Depuis le 1er mai 2025, le Togo a procédé à un réajustement des tarifs de l’électricité. Derrière cette mesure, souvent impopulaire, se dessine une réforme jugée indispensable par le ministère des Mines et de l’Énergie. Loin d’un simple ajustement comptable, c’est toute une stratégie de transformation du secteur énergétique que porte cette décision, avec un souci affirmé de justice sociale impulsé par le Président du Conseil, Faure Essozimna Gnassingbé.
Moderniser un secteur en tension
Le modèle actuel de tarification ne permet plus de couvrir les coûts réels de production, de transport et de distribution de l’électricité. Avec une demande croissante, des infrastructures vieillissantes et une dépendance partielle à des sources extérieures, le système montrait ses limites. Il fallait donc agir.
En 2024, le coût moyen de production d’un kilowattheure (kWh) d’électricité a atteint 145 F CFA, alors qu’il est revendu aux consommateurs à un tarif moyen inchangé de 102 F CFA depuis 2011. Ce déséquilibre chronique a généré des déficits persistants dans les comptes de la Compagnie Énergie Électrique du Togo (CEET).

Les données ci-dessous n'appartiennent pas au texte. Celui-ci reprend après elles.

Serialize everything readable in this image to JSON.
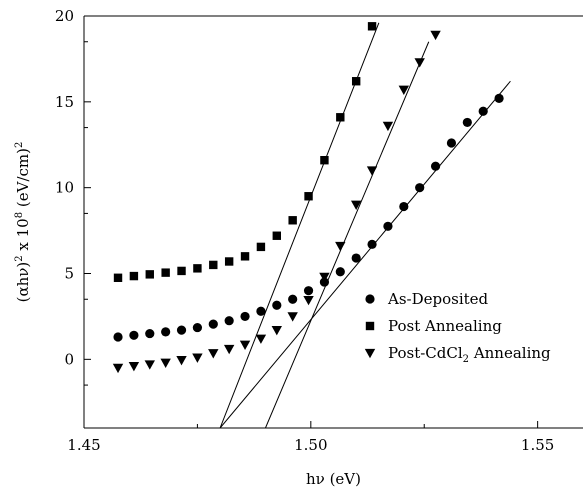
{
  "chart_data": {
    "type": "scatter",
    "xlabel": "hν (eV)",
    "ylabel_parts": {
      "a": "(αhν)",
      "b": "2",
      "c": " x 10",
      "d": "8",
      "e": " (eV/cm)",
      "f": "2"
    },
    "xlim": [
      1.45,
      1.56
    ],
    "ylim": [
      -4,
      20
    ],
    "x_ticks": [
      {
        "value": 1.45,
        "label": "1.45"
      },
      {
        "value": 1.5,
        "label": "1.50"
      },
      {
        "value": 1.55,
        "label": "1.55"
      }
    ],
    "y_ticks": [
      {
        "value": 0,
        "label": "0"
      },
      {
        "value": 5,
        "label": "5"
      },
      {
        "value": 10,
        "label": "10"
      },
      {
        "value": 15,
        "label": "15"
      },
      {
        "value": 20,
        "label": "20"
      }
    ],
    "legend_position": "lower-right",
    "series": [
      {
        "name": "As-Deposited",
        "marker": "circle",
        "points": [
          [
            1.4575,
            1.3
          ],
          [
            1.461,
            1.4
          ],
          [
            1.4645,
            1.5
          ],
          [
            1.468,
            1.6
          ],
          [
            1.4715,
            1.7
          ],
          [
            1.475,
            1.85
          ],
          [
            1.4785,
            2.05
          ],
          [
            1.482,
            2.25
          ],
          [
            1.4855,
            2.5
          ],
          [
            1.489,
            2.8
          ],
          [
            1.4925,
            3.15
          ],
          [
            1.496,
            3.5
          ],
          [
            1.4995,
            4.0
          ],
          [
            1.503,
            4.5
          ],
          [
            1.5065,
            5.1
          ],
          [
            1.51,
            5.9
          ],
          [
            1.5135,
            6.7
          ],
          [
            1.517,
            7.75
          ],
          [
            1.5205,
            8.9
          ],
          [
            1.524,
            10.0
          ],
          [
            1.5275,
            11.25
          ],
          [
            1.531,
            12.6
          ],
          [
            1.5345,
            13.8
          ],
          [
            1.538,
            14.45
          ],
          [
            1.5415,
            15.2
          ]
        ]
      },
      {
        "name": "Post Annealing",
        "marker": "square",
        "points": [
          [
            1.4575,
            4.75
          ],
          [
            1.461,
            4.85
          ],
          [
            1.4645,
            4.95
          ],
          [
            1.468,
            5.05
          ],
          [
            1.4715,
            5.15
          ],
          [
            1.475,
            5.3
          ],
          [
            1.4785,
            5.5
          ],
          [
            1.482,
            5.7
          ],
          [
            1.4855,
            6.0
          ],
          [
            1.489,
            6.55
          ],
          [
            1.4925,
            7.2
          ],
          [
            1.496,
            8.1
          ],
          [
            1.4995,
            9.5
          ],
          [
            1.503,
            11.6
          ],
          [
            1.5065,
            14.1
          ],
          [
            1.51,
            16.2
          ],
          [
            1.5135,
            19.4
          ]
        ]
      },
      {
        "name": "Post-CdCl₂ Annealing",
        "name_parts": {
          "a": "Post-CdCl",
          "b": "2",
          "c": " Annealing"
        },
        "marker": "triangle-down",
        "points": [
          [
            1.4575,
            -0.5
          ],
          [
            1.461,
            -0.4
          ],
          [
            1.4645,
            -0.3
          ],
          [
            1.468,
            -0.2
          ],
          [
            1.4715,
            -0.05
          ],
          [
            1.475,
            0.1
          ],
          [
            1.4785,
            0.35
          ],
          [
            1.482,
            0.6
          ],
          [
            1.4855,
            0.85
          ],
          [
            1.489,
            1.2
          ],
          [
            1.4925,
            1.7
          ],
          [
            1.496,
            2.5
          ],
          [
            1.4995,
            3.45
          ],
          [
            1.503,
            4.8
          ],
          [
            1.5065,
            6.6
          ],
          [
            1.51,
            9.0
          ],
          [
            1.5135,
            11.0
          ],
          [
            1.517,
            13.6
          ],
          [
            1.5205,
            15.7
          ],
          [
            1.524,
            17.3
          ],
          [
            1.5275,
            18.9
          ]
        ]
      }
    ],
    "fit_lines": [
      {
        "name": "as-deposited-fit",
        "x": [
          1.48,
          1.544
        ],
        "y": [
          -4,
          16.2
        ]
      },
      {
        "name": "post-annealing-fit",
        "x": [
          1.48,
          1.515
        ],
        "y": [
          -4,
          19.6
        ]
      },
      {
        "name": "post-cdcl2-fit",
        "x": [
          1.49,
          1.526
        ],
        "y": [
          -4,
          18.5
        ]
      }
    ]
  }
}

Une société fragilisée, soutenue à bout de bras par l’État
Pour garantir la continuité du service, l’État togolais a dû intervenir à plusieurs reprises. Entre 2020 et 2025, plus de 56 milliards de F CFA ont été mobilisés pour l’approvisionnement en combustible et le règlement partiel des dettes d’importation d’énergie. Malgré ces efforts, la situation restait précaire.
Dernier exemple en date : la mise en place, avec l’appui de l’État, d’une ligne de crédit de 40 milliards de F CFA obtenue auprès de la Banque Ouest-Africaine de Développement (BOAD) pour permettre à la CEET de régler ses arriérés vis-à-vis de ses fournisseurs. Ce modèle n’est plus tenable à long terme. La réforme devient non seulement indispensable, mais urgente, pour assurer la survie financière de la CEET.
Une décision difficile mais socialement encadrée
Conscient des répercussions possibles d’un tel réajustement, le gouvernement a tenu à préserver les couches sociales les plus vulnérables. Le tarif social applicable aux petits abonnés (catégorie 1) reste inchangé à 59 F CFA/kWh. Cette mesure, selon le communiqué officiel, répond à la vision du Président du Conseil, Faure Essozimna Gnassingbé, soucieux d’éviter que la transition énergétique ne pénalise les plus modestes.
Un choix de souveraineté économique
Dans un contexte régional marqué par la hausse des coûts des matières premières et une pression sur les réseaux interconnectés, le Togo ne pouvait plus se permettre d’ignorer les signaux d’alerte. Cette réforme s’inscrit aussi dans une logique de souveraineté énergétique, avec l’ambition de développer des solutions locales, plus fiables et résilientes.
Réajuster les tarifs, c’est créer de la marge de manœuvre pour investir dans la production nationale, intégrer davantage de sources renouvelables, et améliorer la qualité du service. Le maintien du tarif social rappelle que cette transformation doit aussi être équitable.
Une réforme pour l’avenir
Ce réajustement n’est qu’une étape. Il s’inscrit dans un projet plus vaste de modernisation du secteur, pensé à long terme. Il permettra, selon les autorités, de garantir à terme un accès plus large, plus stable et plus équitable à l’électricité pour l’ensemble de la population.
Le pari est audacieux : accepter aujourd’hui un effort tarifaire pour éviter demain une panne structurelle. Mais en le menant sous la vigilance sociale du Président du Conseil, ce pari prend une dimension humaine, fondée sur un équilibre entre rigueur économique et solidarité nationale.